In Italia, nel periodo dell'emergenza, si è anche pensato a riconvertire aziende italiane alla produzione di dispositivi, per essere indipendenti rispetto a i fornitori stranieri.
Il commissario Arcuri coinvolge la sua Invitalia assegnando un finanziamento a fondo perduto di 50ml a 130 aziende di cui una ottantina si riconverte per produrre mascherine: è una delle misure contenute nel decreto Cura Italia.
Sarebbe dovuto essere un contributo a fondo perduto, ma non sempre è stato così: Maurizio Corazzi responsabile ricerca e sviluppo della Alter Eco di Tivoli a spiegato che si doveva completare il progetto entro 15 giorni, ma avendo loro comprato i macchinari nel periodo del lockdown, si è bloccato tutto.
Potrebbero produrre 50mila mascherine al giorno ma in questo momento sono bloccati, perché la protezione civile potrebbe arrivare in qualunque momento a prendersi i dispositivi per cui l'azienda si era impegnata.

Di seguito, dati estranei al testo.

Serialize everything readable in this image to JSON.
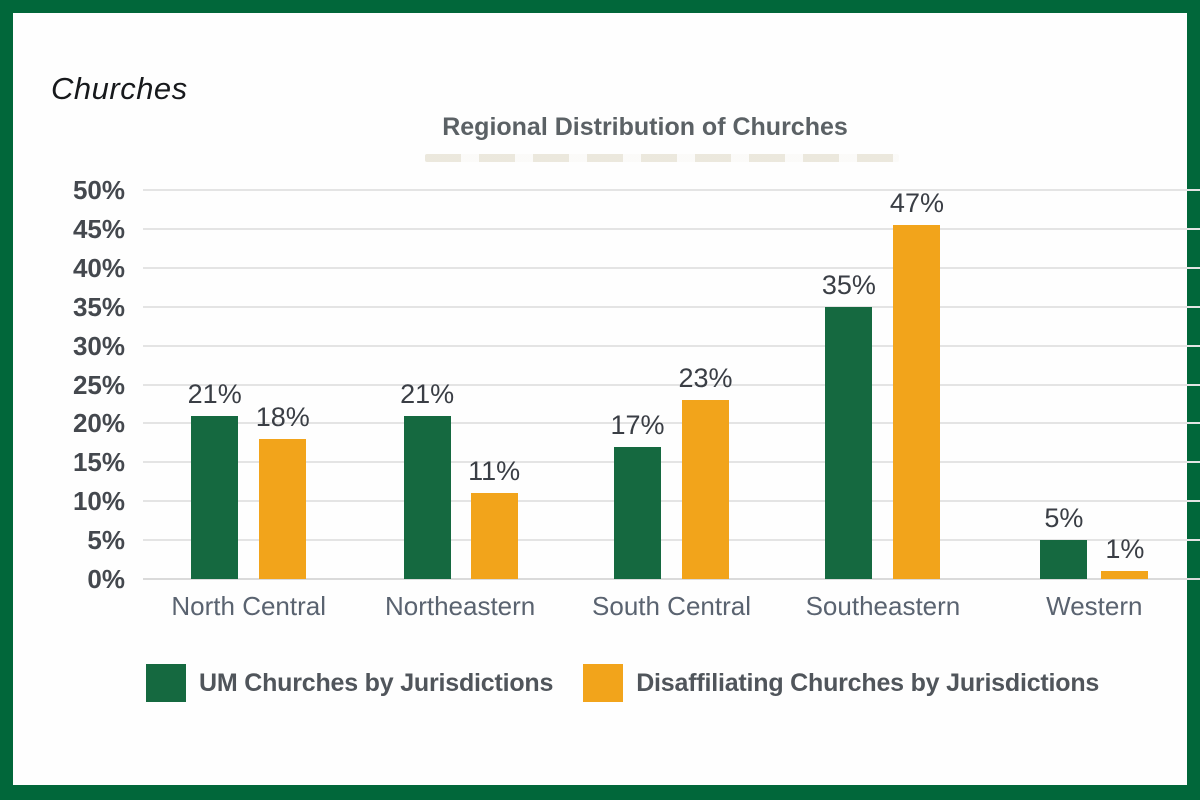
{
  "frame": {
    "border_color": "#01673A",
    "background": "#FEFEFE"
  },
  "page_label": "Churches",
  "chart_data": {
    "type": "bar",
    "title": "Regional Distribution of Churches",
    "categories": [
      "North Central",
      "Northeastern",
      "South Central",
      "Southeastern",
      "Western"
    ],
    "series": [
      {
        "name": "UM Churches by Jurisdictions",
        "color": "#156940",
        "values": [
          21,
          21,
          17,
          35,
          5
        ]
      },
      {
        "name": "Disaffiliating Churches by Jurisdictions",
        "color": "#F2A41B",
        "values": [
          18,
          11,
          23,
          47,
          1
        ]
      }
    ],
    "value_suffix": "%",
    "y_ticks": [
      "50%",
      "45%",
      "40%",
      "35%",
      "30%",
      "25%",
      "20%",
      "15%",
      "10%",
      "5%",
      "0%"
    ],
    "ylim": [
      0,
      50
    ],
    "grid": "horizontal",
    "legend_position": "bottom",
    "data_labels": true
  }
}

La Alter Eco ha preso 350mila euro ma non ha mai avuto un ordine dalla struttura commissariale: insieme ad altre venti aziende che si sono riconvertite per fare dispositivi, a maggio ha scritto ad Arcuri chiedendo un accordo per la fornitura. Il commissario risponde che per legge non può prendere impegni coi futuri fornitori.
Così ora Alter Eco dovrà restituire il prestito e vendere le mascherine all'estero: perché in Italia, si sono resi conto dalla Alter Eco, girano solo quelle cinesi.
Strano perché Arcuri ha scritto a Report spiegando come da luglio non compriamo più nulla dall'estero e nemmeno dalla Cina. Ma sullo stesso sito del commissario sono riportati acquisti dall'estero a settembre: l'ultima settimana di novembre arriva un sms alla giornalista in cui si parla di un volo Neos dalla Cina con 40 tonnellate di dispositivi, notizia poi confermata dal responsabile delle dogane dell'aeroporto di Fiumicino, che spiega come a Malpensa continuino ad arrivare dispositivi dalla Cina anche in questa seconda fase.
Le mascherine chirurgiche le produciamo in casa, invece: sono state prodotte anche dalla FCA che ha ricevuto 748ml dallo Stato, per mascherine pagate 12 centesimi e realizzate alla Mirafiori di Torino.
Ma, dicono gli operai stessi, si sfaldano e “fanno schifo”, queste mascherine realizzate con prodotti dalla Cina, che sono finite anche nelle scuole ai bambini: insegnanti e genitori hanno segnalato il problema su un centinaio di queste mascherine che puzzavano di copertone.
Erano mascherine con su scritto “presidenza del Consiglio dei ministri”, dunque la gente si fidava: anche FCA garantisce che queste mascherine sono sicure.
Nessuna di queste che ha preso soldi pubblici per produrre dispositivi ha risposto a Report dando i numeri delle mascherine prodotte. Domande che non piacciono, “che brutta modalità che avete” chiude l'intervista un responsabile di Marobe, che ha preso la produzione assieme alla Triboo, ma a luglio la produzione è cessata: le persone che ci lavorano dicono che le mascherine non erano a norma.
La cosa strana è che Triboo è una società che si occupa di digitale, ma dentro cui si trova l'ex il braccio destro di Arcuri e un membro dell'associazione Italia Cina.
I banchi nelle scuole.
Ci sono scuole dove, questo autunno, non erano ancora arrivati i banchi monoposto dell'appalto fatto da Arcuri: alcune di queste aziende hanno avuto dei ritardi nella produzione di questi banchi, perché si è partiti troppo tardi.
Abbiamo speso 325 ml e parte di questi fondi sono finiti per le sedute innovative, i banchi autoscontro, dove i ragazzi ci giocano, e questo è un problema in più per gli insegnanti.
Per di più i banchi, una volta arrivati al liceo di Roma ad ottobre, non erano certificati: toccava agli insegnati farlo, dice il bando.
Una delle società vincitrici dell'appalto era la Nexus, che è stata poi esclusa dalla struttura commissariale. La Nexus ha sede nello stesso ufficio del commercialista Proteo, che è stato indagato per illeciti tributari. L'esclusione deriva da queste storie?